This is a very narrow understanding about what businesses do. They don't think of things that lock in users. They think of features that people will want to use. Solutions to peoples problems, even ones they didn't know they had.
So if you're good enough at that, people have trouble giving up your platform or service. Calling it lock in is just good features and service in a negative light.
"Oh, Apple does great to replace things when they break, but it's just lock in. It's not actually good service."
Creating switching costs is in fact a regular market strategy and is certainly more than just doing something so well that people will have trouble giving it up.
Facebook has switching costs because all your friends are on it, not on another network, plus you'd have to learn a whole new set of privacy settings, right? The Kindle has switching costs because all your books are in your Kindle library and you can't transfer them to the Nook. Moving has switching costs because you have to give people a new address, learn a new neighborhood, memorize new driving routes, etc.
Strong businesses often have very natural switching costs built in.
There will always be a switching cost, even just remembering a new URL.
Surely companies do things to make the switching cost higher. Like as you said, locking ebooks to a particular device.
But creating a service or feature that is only on your platform just means you're doing something no one else is doing; making you more attractive to consumers (and creating a higher switching cost).
I think one of the biggest reasons your being down-voted is because your confusing the act of creating solutions to problems with what lock-in actually is.
Arguments can be made that because it costs more to switch from one platform to another, that is lock-in. IMO though, lock-in specifically refers to acts where a company intentionally tries to prevent people from moving away from their product or platform, most often manifesting as closed data formats or an inability to extract data that you yourself deposited in a system.
All the features Apple announced today are features that people have been demanding from Apple and any other vendor. What's the lock in?
Putting DRM on music so you can only play it on iPod is lock in.
Though I agree Apple is integrating services into iOS that are only available to iOS.So I imagine that gives them lock in.

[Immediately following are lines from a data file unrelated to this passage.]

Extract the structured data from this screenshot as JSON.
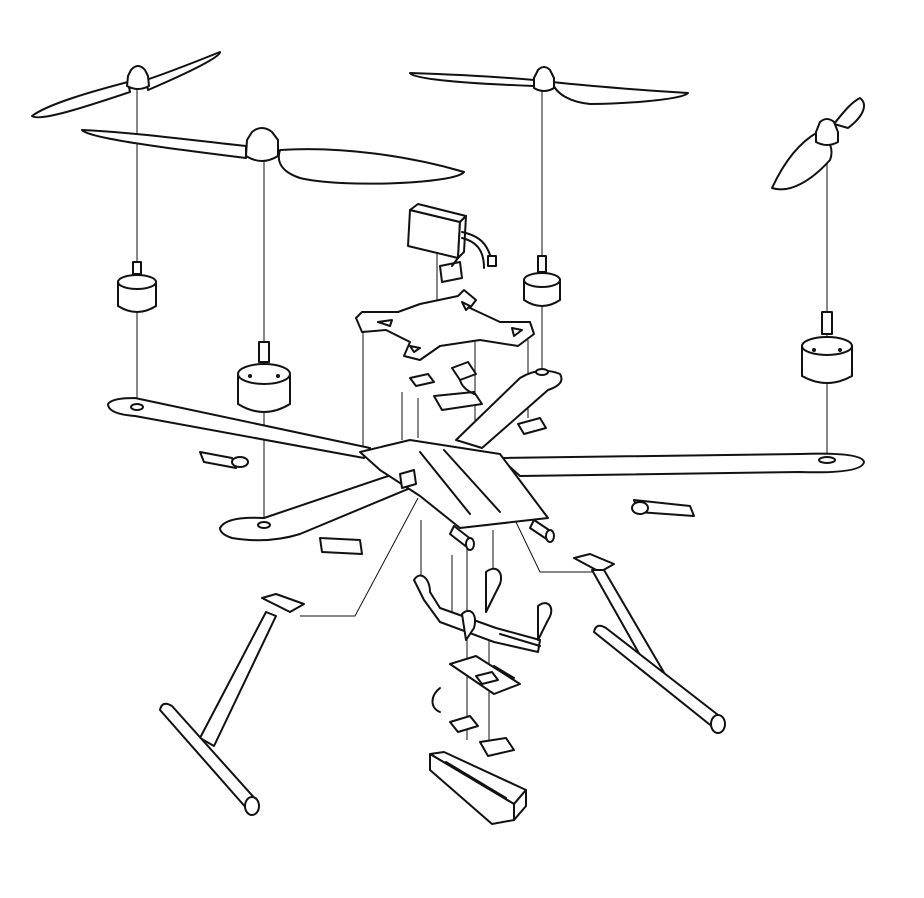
{
  "diagram": {
    "kind": "exploded-view line drawing",
    "subject_icon": "quadcopter-drone-icon",
    "line_color": "#111111",
    "background_color": "#ffffff",
    "parts": [
      {
        "name": "propeller",
        "count": 4
      },
      {
        "name": "motor",
        "count": 4
      },
      {
        "name": "battery",
        "count": 1
      },
      {
        "name": "top-plate",
        "count": 1
      },
      {
        "name": "arm",
        "count": 4
      },
      {
        "name": "esc",
        "count": 4
      },
      {
        "name": "center-plate",
        "count": 1
      },
      {
        "name": "standoff",
        "count": 2
      },
      {
        "name": "gimbal-mount",
        "count": 1
      },
      {
        "name": "flight-controller-board",
        "count": 1
      },
      {
        "name": "small-board",
        "count": 2
      },
      {
        "name": "tray",
        "count": 1
      },
      {
        "name": "landing-leg",
        "count": 2
      }
    ]
  }
}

I don't want to start trying to guess as Apple's motivations, but I don't see them coming out with demanded features as intentional lock in as it appears to be their solution to the problem.

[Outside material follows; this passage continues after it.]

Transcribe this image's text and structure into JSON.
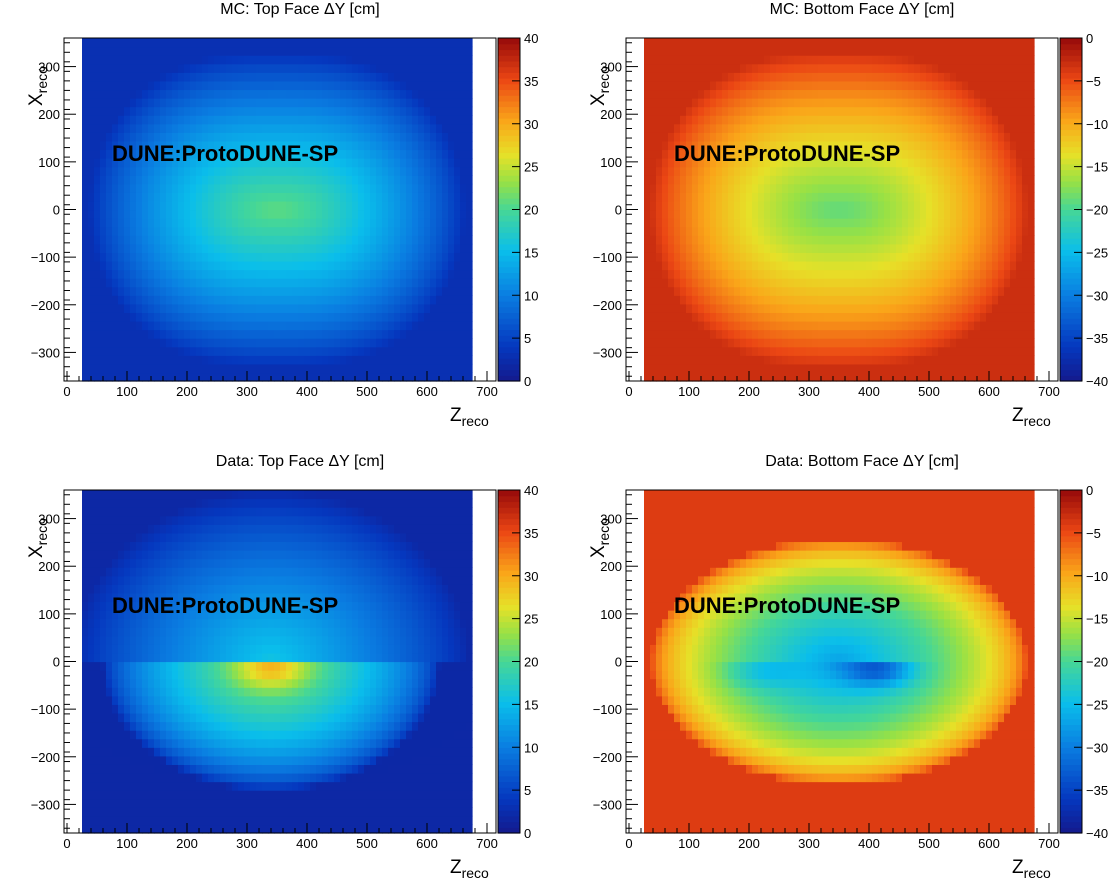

I never said there was lock-in with this new update, I was pointing out what I perceived to be one of the biggest reasons your comment was down-voted.
From the brief bits and pieces I've read about this, I've heard of nothing so far that smells like lock-in. And I'm by no stretch an Apple fanboy either.
If you have all the features you make the money on the hardware with the features. But describing things as only "lock in" is pretty meaningless as a comment. It implies that all it's doing is increasing switching costs and not actually offering anything to the user.
But it would only increase switching costs in the event that it WAS an attractive feature. Features that are not useful or interesting to users aren't going to affect switching costs, or lock in.
Counterexample: Company X using a proprietary file format for their office suite. This is neither useful nor interesting to users, but definitely creates a lock-in.
So if you're good enough at that, people have trouble giving up your platform or service. Calling it lock in is just good features and service in a negative light.
"Oh, Apple does great to replace things when they break, but it's just lock in. It's not actually good service."